パレットとは、荷物を載せて運ぶための台。マテハン(マテリアルハンドリング)の一種だ。素人が見れば単なる平たい板に過ぎないが、これがなかなか優秀かつ便利なもので、物流業界ではなくてはならない存在である。マテハンの製造・販売事業者と、パレットレンタル会社などで組織する一般社団法人日本パレット協会では、パレット利用による作業時間について調査を実施。それによると、パレットを使用しない状態で行なった荷役作業は、平均で90分~120分程度かかっていたが、パレットを使用したところ同様の作業が平均30分程度で終了したという。
そんな利便性の高いパレットであるが、その種類は意外と多い。素材で分類した場合、その数は以下の4種類になる。
プラスチックパレット

現在、最も使用されているタイプ。素材は、ポリプロピレンとポリエチレンが主流で、リサイクルに適している。軽くて扱いやすい上に着色の自由度が高く、所有者が違う場合にカラーリングなどで見わけをつけやすい。

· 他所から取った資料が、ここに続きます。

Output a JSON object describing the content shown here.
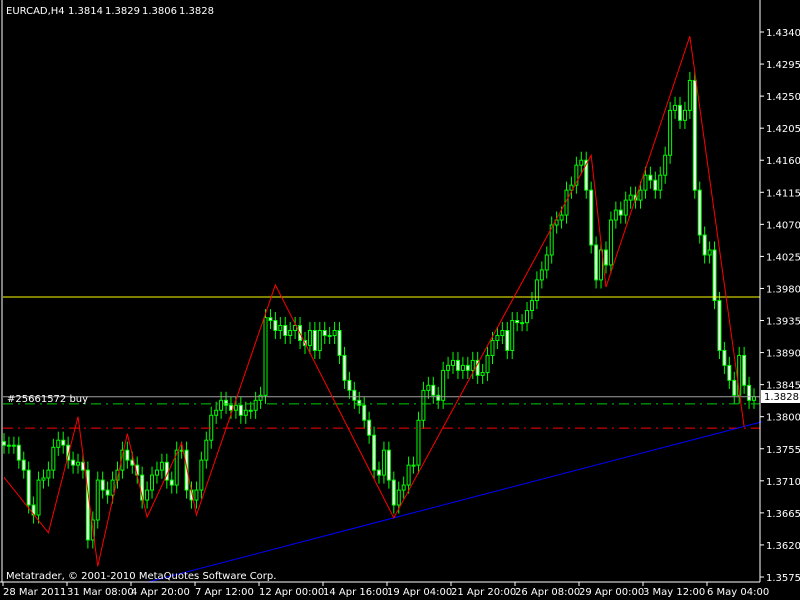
{
  "header": {
    "symbol": "EURCAD,H4",
    "open": "1.3814",
    "high": "1.3829",
    "low": "1.3806",
    "close": "1.3828"
  },
  "copyright": "Metatrader, © 2001-2010 MetaQuotes Software Corp.",
  "order_label": "#25661572 buy",
  "current_price_label": "1.3828",
  "colors": {
    "background": "#000000",
    "candle": "#00ff00",
    "bear_fill": "#ffffff",
    "zigzag": "#ff0000",
    "trendline": "#0000ff",
    "resistance": "#ffff00",
    "bid_line": "#a0a0a0",
    "order_line": "#00cc00",
    "stop_line": "#ff0000",
    "axis": "#ffffff"
  },
  "chart_data": {
    "type": "candlestick",
    "title": "EURCAD,H4",
    "ylim": [
      1.3575,
      1.434
    ],
    "y_ticks": [
      "1.4340",
      "1.4295",
      "1.4250",
      "1.4205",
      "1.4160",
      "1.4115",
      "1.4070",
      "1.4025",
      "1.3980",
      "1.3935",
      "1.3890",
      "1.3845",
      "1.3800",
      "1.3755",
      "1.3710",
      "1.3665",
      "1.3620",
      "1.3575"
    ],
    "x_ticks": [
      "28 Mar 2011",
      "31 Mar 08:00",
      "4 Apr 20:00",
      "7 Apr 12:00",
      "12 Apr 00:00",
      "14 Apr 16:00",
      "19 Apr 04:00",
      "21 Apr 20:00",
      "26 Apr 08:00",
      "29 Apr 00:00",
      "3 May 12:00",
      "6 May 04:00"
    ],
    "closes": [
      1.376,
      1.376,
      1.376,
      1.3739,
      1.3725,
      1.3676,
      1.3662,
      1.3711,
      1.3714,
      1.3725,
      1.3757,
      1.3767,
      1.376,
      1.3739,
      1.3732,
      1.3736,
      1.3725,
      1.3627,
      1.3655,
      1.3711,
      1.3697,
      1.369,
      1.3711,
      1.3725,
      1.3753,
      1.3739,
      1.3732,
      1.3718,
      1.3683,
      1.3697,
      1.3718,
      1.3725,
      1.3736,
      1.3711,
      1.3704,
      1.3753,
      1.3753,
      1.3697,
      1.3683,
      1.3697,
      1.3739,
      1.3767,
      1.3802,
      1.3809,
      1.3823,
      1.3816,
      1.3809,
      1.3816,
      1.3802,
      1.3809,
      1.3809,
      1.3823,
      1.383,
      1.3939,
      1.3935,
      1.3921,
      1.3928,
      1.3914,
      1.3921,
      1.3928,
      1.3907,
      1.39,
      1.3921,
      1.3893,
      1.3921,
      1.3914,
      1.3914,
      1.3921,
      1.3886,
      1.3851,
      1.3837,
      1.3823,
      1.3816,
      1.3795,
      1.3774,
      1.3725,
      1.3718,
      1.3753,
      1.3711,
      1.3676,
      1.3697,
      1.3704,
      1.3732,
      1.3732,
      1.3795,
      1.3837,
      1.3844,
      1.383,
      1.3823,
      1.3865,
      1.3872,
      1.3879,
      1.3865,
      1.3872,
      1.3865,
      1.3879,
      1.3858,
      1.3862,
      1.3886,
      1.3907,
      1.3914,
      1.3921,
      1.3893,
      1.3935,
      1.3932,
      1.3932,
      1.3949,
      1.3963,
      1.3992,
      1.4006,
      1.4027,
      1.4069,
      1.4076,
      1.4083,
      1.4118,
      1.4125,
      1.4153,
      1.416,
      1.4118,
      1.4041,
      1.3992,
      1.4034,
      1.4013,
      1.4076,
      1.409,
      1.4083,
      1.4104,
      1.4111,
      1.4104,
      1.4118,
      1.4139,
      1.4132,
      1.4118,
      1.4139,
      1.4167,
      1.423,
      1.4237,
      1.4216,
      1.423,
      1.4272,
      1.4118,
      1.4055,
      1.4027,
      1.4034,
      1.3963,
      1.3893,
      1.3872,
      1.3851,
      1.383,
      1.3886,
      1.3844,
      1.3823,
      1.3828
    ],
    "zigzag": [
      {
        "bar": 0,
        "price": 1.3715
      },
      {
        "bar": 9,
        "price": 1.3637
      },
      {
        "bar": 15,
        "price": 1.38
      },
      {
        "bar": 19,
        "price": 1.359
      },
      {
        "bar": 25,
        "price": 1.3776
      },
      {
        "bar": 29,
        "price": 1.3659
      },
      {
        "bar": 36,
        "price": 1.3763
      },
      {
        "bar": 39,
        "price": 1.3662
      },
      {
        "bar": 55,
        "price": 1.3985
      },
      {
        "bar": 79,
        "price": 1.3658
      },
      {
        "bar": 119,
        "price": 1.4167
      },
      {
        "bar": 122,
        "price": 1.3982
      },
      {
        "bar": 139,
        "price": 1.4334
      },
      {
        "bar": 150,
        "price": 1.3786
      }
    ],
    "trendline": [
      {
        "bar": 79,
        "price": 1.3658
      },
      {
        "bar": 152,
        "price": 1.379
      }
    ],
    "levels": {
      "resistance": 1.3968,
      "bid": 1.3828,
      "order_open": 1.3818,
      "stop_loss": 1.3784
    }
  }
}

耐水性・耐腐食性に優れ、洗浄が容易なので衛生的。やや、荷物が滑りやすいといった難点がある。
木製パレット

パレットの登場当初から存在し、荷物が滑りにくく強度や耐荷重性に優れている。製造用の金型などを必要とせず、簡単に製作が可能なのでサイズの自由度が高いとされる。高温・低温でも材質変化が少なく、結露の心配がない。比較的安価。ただ、虫やカビが発生する可能性があるほか、木のささくれや欠損によって荷物が傷ついたり、作業者がけがをしたりすることに注意が必要だ。
段ボールパレット

素材が紙であるため強度の問題があったが、様々な工夫で一定の荷重に耐えられるタイプが登場している。安価で軽いことが最大の特徴。プラスチック製・木製パレットの供給不足や廃棄処理の問題もあり、その対策素材として注目を集めている。ただ、素材が紙であるために相対的に耐久性が低く、繰り返しの使用や重量物を載せるのには不向きだ。5トンを超える耐荷重を持つものもあるが、価格は通常のものより高くなる。
金属パレット

重い荷物を載せるために、鋼鉄やアルミで作られたもの。耐久性には優れているが、高価である上にパレット自身が非常に重い。
さらに形状によって、以下の7種類に分類される。
平パレット

最も一般的なタイプで、フォークリフトの爪を差し込む穴を持つ。
ボックスパレット

3~4面の側板がついた、ケース状のタイプ。主に金属製で、側面や底面はメッシュ構造になっている。
ロールボックスパレット

ボックスパレットに車輪がついたタイプで、カゴ車・カゴ台車などと呼ばれている。
ポストパレット

支柱があり、ラック機能を併せ持つタイプ。柱固定式・柱脱着式・柱折り畳み式などがある。
シートパレット

段ボールや樹脂でできた薄いシートタイプ。
タンクパレット

液体を運ぶために、タンク状になっているタイプ。
サイロパレット

粉状・粒状のものを運ぶために、下部に取り出し口を持ったタンクタイプのパレット。
このように、ひとくちにパレットといってもその種類は意外と多く、様々な荷物に対応できるようになっている。地味な存在ではあるが、その担うところは大きい。まさに、物流のアンサングヒーローといってもよいのではないだろうか。